[RFC] Enable HSDP
Stack from ghstack (oldest at bottom):
- -> #518
This PR enables HSDP.
Discussions
1. How does trainer get DP mesh?
Right now, we flatten ["dp_replicate", "dp_shard"] into a flattened dimension. Because DeviceMesh currently does not support slicing a flattened dimension, we need to either a) flatten again, or b) bookkeep the flattened result. Why do we initialize all the device mesh in the beginning? That's a good strategy to avoid possible deadlock and timeout and it is easier for users to debug -- initializing a brand-new device mesh requires all ranks to participate.
What is the alternative solution? If DeviceMesh can support slicing a flattened dimension, then we can just slice out from the world mesh. Moreover, we may have to support slicing a flattened dimension. With HSDP + CP, we need to pass the following DeviceMesh to fully_shard, ["dp_replicate", "dp_shard_cp"] where dp_shard_cp is a flattened dimension.
However, if DeviceMesh supports slicing a flattened dimension, what will be the name? Currently, DeviceMesh implicitly concatenate the dimension names that form the flattened dimension. Is this too implicit? We also need to discuss this issue.
Conclusion: use named flatten + slicing, wait for the PRs from PyTorch.
2. How does TorchTitan expose HSDP to users?
Another UX issue is that how does TorchTitan expose HSDP? There are two ways, one is to expose dp_shard and dp_replicate to user. For DDP, dp_shard==1 and dp_replicate>1. For HSDP, dp_shard>1 and dp_replicate>1. For FSDP, dp_shard>1 and dp_replicate==1.
An alternative, which this PR uses, is to expose dp_type. Users explicitly specify FSDP, HSDP, DDP. So we need another way to express the two degrees. This PR currently expose dp_replicate but another suggestion is to let dp accept both int and Tuple[int, int].
3. Buffers synchronization
DTensor will implicitly synchronize the RNG status. However, there are buffers that are not DTensor. How do we ensure that these buffers are synchronized? This PR currently uses _sync_module_states_with_mesh to synchronize the module states including parameters and buffers. Another proposal is that users should set the random seed correctly and ensure the buffers are the same.

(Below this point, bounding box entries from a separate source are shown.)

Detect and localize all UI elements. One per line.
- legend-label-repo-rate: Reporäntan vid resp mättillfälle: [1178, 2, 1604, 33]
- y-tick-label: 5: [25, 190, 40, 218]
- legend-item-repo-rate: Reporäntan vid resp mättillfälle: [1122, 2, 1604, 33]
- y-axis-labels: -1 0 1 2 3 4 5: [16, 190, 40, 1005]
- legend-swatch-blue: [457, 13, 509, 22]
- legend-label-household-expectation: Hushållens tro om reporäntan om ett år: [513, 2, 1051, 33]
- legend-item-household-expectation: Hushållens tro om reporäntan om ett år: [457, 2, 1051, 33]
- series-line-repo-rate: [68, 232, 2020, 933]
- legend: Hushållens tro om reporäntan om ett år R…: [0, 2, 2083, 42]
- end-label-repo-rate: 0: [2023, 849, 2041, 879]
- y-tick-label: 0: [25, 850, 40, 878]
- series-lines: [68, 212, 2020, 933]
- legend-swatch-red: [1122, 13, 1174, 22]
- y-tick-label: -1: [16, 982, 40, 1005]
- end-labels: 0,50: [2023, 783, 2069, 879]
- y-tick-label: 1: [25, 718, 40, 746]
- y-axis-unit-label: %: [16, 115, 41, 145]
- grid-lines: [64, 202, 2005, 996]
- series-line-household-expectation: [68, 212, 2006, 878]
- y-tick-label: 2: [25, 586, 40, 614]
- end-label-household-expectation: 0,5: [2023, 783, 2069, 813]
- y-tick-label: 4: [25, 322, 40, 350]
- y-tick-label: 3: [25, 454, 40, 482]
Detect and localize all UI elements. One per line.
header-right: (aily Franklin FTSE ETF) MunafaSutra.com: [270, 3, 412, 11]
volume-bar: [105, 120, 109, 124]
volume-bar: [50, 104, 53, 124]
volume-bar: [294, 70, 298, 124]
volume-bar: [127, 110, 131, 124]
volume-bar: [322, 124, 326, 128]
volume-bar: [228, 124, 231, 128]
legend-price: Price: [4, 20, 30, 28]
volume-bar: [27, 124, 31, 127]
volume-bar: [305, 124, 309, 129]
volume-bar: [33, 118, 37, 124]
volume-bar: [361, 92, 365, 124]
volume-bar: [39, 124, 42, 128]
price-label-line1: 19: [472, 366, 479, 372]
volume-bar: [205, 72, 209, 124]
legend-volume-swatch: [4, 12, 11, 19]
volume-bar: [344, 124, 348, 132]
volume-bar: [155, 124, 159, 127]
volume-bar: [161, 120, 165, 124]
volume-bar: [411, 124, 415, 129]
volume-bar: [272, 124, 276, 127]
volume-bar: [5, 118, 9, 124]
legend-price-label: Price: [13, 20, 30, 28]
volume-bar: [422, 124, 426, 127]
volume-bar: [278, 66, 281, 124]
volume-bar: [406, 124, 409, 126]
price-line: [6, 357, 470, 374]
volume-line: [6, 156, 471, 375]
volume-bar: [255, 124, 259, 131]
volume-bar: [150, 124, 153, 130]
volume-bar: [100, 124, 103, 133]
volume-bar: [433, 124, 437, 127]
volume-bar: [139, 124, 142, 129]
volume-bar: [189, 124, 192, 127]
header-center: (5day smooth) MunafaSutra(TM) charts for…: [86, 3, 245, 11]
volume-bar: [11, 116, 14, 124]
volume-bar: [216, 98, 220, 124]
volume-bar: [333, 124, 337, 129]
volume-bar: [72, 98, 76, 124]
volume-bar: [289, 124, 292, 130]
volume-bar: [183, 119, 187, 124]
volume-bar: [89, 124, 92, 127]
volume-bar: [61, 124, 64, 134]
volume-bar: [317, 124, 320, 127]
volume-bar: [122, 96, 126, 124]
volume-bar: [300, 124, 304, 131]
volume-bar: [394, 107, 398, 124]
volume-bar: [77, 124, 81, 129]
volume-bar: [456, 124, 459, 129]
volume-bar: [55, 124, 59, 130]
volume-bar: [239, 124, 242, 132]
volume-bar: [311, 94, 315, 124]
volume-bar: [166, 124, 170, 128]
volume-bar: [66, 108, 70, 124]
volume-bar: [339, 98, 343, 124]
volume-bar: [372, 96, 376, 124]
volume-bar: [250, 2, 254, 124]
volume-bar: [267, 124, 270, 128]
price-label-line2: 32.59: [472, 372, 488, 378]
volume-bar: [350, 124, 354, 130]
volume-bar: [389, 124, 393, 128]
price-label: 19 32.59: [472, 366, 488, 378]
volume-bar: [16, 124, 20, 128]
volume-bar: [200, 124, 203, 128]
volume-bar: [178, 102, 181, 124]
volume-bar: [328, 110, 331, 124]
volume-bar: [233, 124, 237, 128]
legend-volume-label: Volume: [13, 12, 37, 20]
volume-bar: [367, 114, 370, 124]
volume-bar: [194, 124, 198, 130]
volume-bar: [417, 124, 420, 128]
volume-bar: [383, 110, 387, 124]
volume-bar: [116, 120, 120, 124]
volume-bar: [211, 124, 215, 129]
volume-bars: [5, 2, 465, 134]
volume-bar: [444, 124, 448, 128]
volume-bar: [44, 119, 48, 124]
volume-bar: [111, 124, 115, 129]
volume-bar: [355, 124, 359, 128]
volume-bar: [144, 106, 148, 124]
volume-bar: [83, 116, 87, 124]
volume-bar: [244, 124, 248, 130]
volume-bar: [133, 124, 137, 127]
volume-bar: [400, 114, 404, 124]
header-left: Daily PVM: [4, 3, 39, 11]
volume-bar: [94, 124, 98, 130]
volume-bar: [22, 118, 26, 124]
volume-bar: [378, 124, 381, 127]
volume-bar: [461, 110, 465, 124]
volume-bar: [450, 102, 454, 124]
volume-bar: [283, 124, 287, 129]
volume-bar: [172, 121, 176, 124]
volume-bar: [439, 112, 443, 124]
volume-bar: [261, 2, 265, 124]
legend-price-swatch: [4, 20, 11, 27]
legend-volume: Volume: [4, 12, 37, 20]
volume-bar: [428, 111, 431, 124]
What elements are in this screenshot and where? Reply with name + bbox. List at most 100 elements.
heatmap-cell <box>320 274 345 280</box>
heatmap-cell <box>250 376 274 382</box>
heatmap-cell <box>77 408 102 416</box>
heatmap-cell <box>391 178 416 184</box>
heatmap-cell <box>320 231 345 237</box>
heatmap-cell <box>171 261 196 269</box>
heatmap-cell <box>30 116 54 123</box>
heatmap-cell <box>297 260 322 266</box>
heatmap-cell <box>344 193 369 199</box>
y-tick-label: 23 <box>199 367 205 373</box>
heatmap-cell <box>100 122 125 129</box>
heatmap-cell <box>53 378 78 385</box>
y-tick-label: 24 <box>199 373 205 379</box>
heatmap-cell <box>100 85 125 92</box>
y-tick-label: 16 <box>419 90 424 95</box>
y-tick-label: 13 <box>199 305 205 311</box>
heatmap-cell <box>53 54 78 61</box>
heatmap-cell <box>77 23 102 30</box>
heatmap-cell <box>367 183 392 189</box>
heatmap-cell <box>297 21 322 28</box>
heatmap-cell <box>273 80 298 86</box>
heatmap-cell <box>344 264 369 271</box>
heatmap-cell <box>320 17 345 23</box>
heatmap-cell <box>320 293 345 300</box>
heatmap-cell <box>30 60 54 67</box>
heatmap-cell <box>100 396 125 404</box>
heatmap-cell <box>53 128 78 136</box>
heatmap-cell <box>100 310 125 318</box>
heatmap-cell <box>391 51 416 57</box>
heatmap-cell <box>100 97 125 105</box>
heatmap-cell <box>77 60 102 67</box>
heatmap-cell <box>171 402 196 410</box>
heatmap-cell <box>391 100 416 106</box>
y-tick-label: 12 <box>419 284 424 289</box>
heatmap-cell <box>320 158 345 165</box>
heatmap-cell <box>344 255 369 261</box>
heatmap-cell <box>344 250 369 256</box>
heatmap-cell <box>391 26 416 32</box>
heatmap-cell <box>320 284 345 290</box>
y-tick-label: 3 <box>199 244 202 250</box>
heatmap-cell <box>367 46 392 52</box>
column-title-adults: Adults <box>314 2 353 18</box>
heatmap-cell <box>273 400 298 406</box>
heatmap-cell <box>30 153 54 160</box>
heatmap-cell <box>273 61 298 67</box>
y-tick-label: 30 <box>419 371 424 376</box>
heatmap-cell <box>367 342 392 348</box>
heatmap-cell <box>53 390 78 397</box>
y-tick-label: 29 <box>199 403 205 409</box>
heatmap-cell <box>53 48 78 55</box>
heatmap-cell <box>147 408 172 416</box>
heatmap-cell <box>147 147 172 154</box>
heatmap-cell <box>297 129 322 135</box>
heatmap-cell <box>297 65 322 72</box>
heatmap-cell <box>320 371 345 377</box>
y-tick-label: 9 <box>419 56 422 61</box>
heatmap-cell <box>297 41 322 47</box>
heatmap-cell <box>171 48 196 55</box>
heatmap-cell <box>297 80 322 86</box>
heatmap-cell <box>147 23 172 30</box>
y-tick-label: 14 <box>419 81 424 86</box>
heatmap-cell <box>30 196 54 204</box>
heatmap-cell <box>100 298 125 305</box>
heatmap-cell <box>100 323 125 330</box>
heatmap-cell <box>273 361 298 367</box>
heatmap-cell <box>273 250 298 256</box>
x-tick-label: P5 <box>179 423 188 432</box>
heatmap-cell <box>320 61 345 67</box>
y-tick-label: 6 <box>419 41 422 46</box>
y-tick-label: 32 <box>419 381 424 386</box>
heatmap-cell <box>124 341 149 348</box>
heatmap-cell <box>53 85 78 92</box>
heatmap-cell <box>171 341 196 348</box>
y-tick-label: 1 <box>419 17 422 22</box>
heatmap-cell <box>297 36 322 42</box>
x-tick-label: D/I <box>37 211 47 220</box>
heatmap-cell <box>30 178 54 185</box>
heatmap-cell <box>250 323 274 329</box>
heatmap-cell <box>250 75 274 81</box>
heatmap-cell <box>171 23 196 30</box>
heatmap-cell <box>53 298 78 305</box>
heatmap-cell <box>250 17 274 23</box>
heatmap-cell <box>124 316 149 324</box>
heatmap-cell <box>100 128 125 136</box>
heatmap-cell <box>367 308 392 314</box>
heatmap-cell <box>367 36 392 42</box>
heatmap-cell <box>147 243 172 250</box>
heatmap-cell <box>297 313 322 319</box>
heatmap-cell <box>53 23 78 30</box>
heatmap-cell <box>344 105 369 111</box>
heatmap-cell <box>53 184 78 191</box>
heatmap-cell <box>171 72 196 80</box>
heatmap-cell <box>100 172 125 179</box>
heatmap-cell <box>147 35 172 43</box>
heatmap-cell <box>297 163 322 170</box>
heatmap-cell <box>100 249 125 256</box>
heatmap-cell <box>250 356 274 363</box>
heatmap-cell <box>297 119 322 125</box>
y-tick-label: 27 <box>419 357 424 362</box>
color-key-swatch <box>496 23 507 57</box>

Conclusion: let users handle the RNG status.
TODO:
- Verifying the accuracy
- Verifying the performance.
- Verifying the accuracy with TP.
- Detect if user's PyTorch version can do HSDP.
mark
@tianyu-l I changed data_parallel_replicate_degree default to 1. But I don't see why ParallelDims logic would be simplified, are we not allowed data_parallel_replicate_degree to be -1? That will be a different story. It's true that toml files and test_runner.py can be simplified but I would prefer to explicitly for these files now that we have 2 data parallelism degrees. So I just leave them in the files.